FortifAI (ASX: FTI) has reported benchmark results indicating its Nol8 technology may materially outperform existing software-based data processing systems.
Testing against Google’s RE2 engine has showed a significant performance gap under AI-grade workloads.
The company said the results highlight a potential shift in how data is handled in large-scale AI systems, particularly as processing demands increase with the rise of autonomous and agentic applications.
The findings come ahead of a planned June 2026 release of an enterprise-ready benchmarking engine, positioning the technology for commercial evaluation.
Extreme Workload Limitations
Benchmark testing compared Nol8 against RE2, a widely adopted software engine used for high-speed data pattern matching across enterprise systems.
While RE2 performed adequately under low-complexity conditions, results showed its throughput deteriorated rapidly as rule counts and system load increased.
At the highest complexity tier and under extreme load (P99), RE2 throughput fell to 0.007MB/s, effectively stalling under conditions that reflect real-world AI data classification demands.
In contrast, Nol8 maintained a constant throughput of 1,500MB/s across all complexity tiers and load conditions tested—a difference that reflects an architectural shift, with Nol8 using FPGA hardware to process data in parallel rather than relying on CPU-based sequential execution.
This approach removes the need to scale large arrays of processors to handle increasing workloads, which the company said is a key constraint in current AI infrastructure.
Driving an Infrastructure Rethink
The benchmark results are framed against a backdrop of rapidly expanding data volumes, with global data generation expected to increase sharply over the next decade.
FortifAI said most of this growth will come from unstructured data generated by AI systems, which requires real-time filtering, classification, and routing before reaching models.
This processing layer—referred to by the company as the “AI Data Plane”—is emerging as a critical component of next-generation AI infrastructure, and the company is continuing benchmark and optimisation work to translate performance gains into measurable reductions in infrastructure cost and computational load.
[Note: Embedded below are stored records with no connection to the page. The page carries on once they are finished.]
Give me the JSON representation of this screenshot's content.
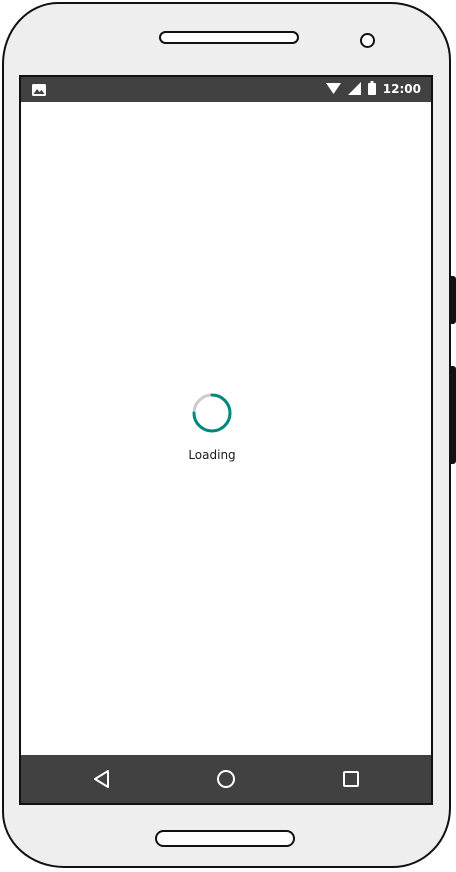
{
  "status_bar": {
    "time": "12:00",
    "icons": [
      "image-icon",
      "wifi-icon",
      "signal-icon",
      "battery-icon"
    ]
  },
  "loading": {
    "label": "Loading",
    "accent_color": "#00897b",
    "track_color": "#cccccc"
  },
  "nav_bar": {
    "buttons": [
      "back-icon",
      "home-icon",
      "recents-icon"
    ]
  },
  "colors": {
    "bar_background": "#414141",
    "device_body": "#eeeeee"
  }
}
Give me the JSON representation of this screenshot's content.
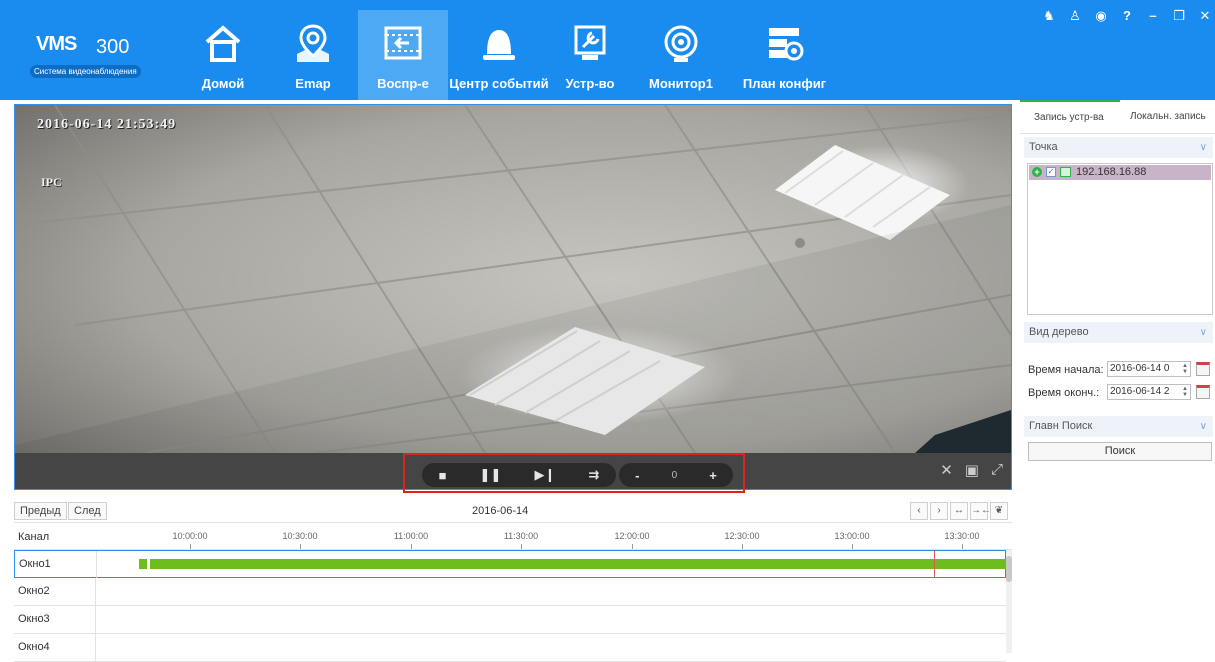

Additional results are expected as FortifAI works toward validating the technology’s performance under broader real-world deployment scenarios, with the upcoming enterprise release expected to provide a clearer pathway to commercial adoption.
“The scalability ceiling that has constrained AI data infrastructure is not a software problem, it is an architectural one —Nol8 solves it at the hardware level," Nol8 co-founder Alon Rashelbach said.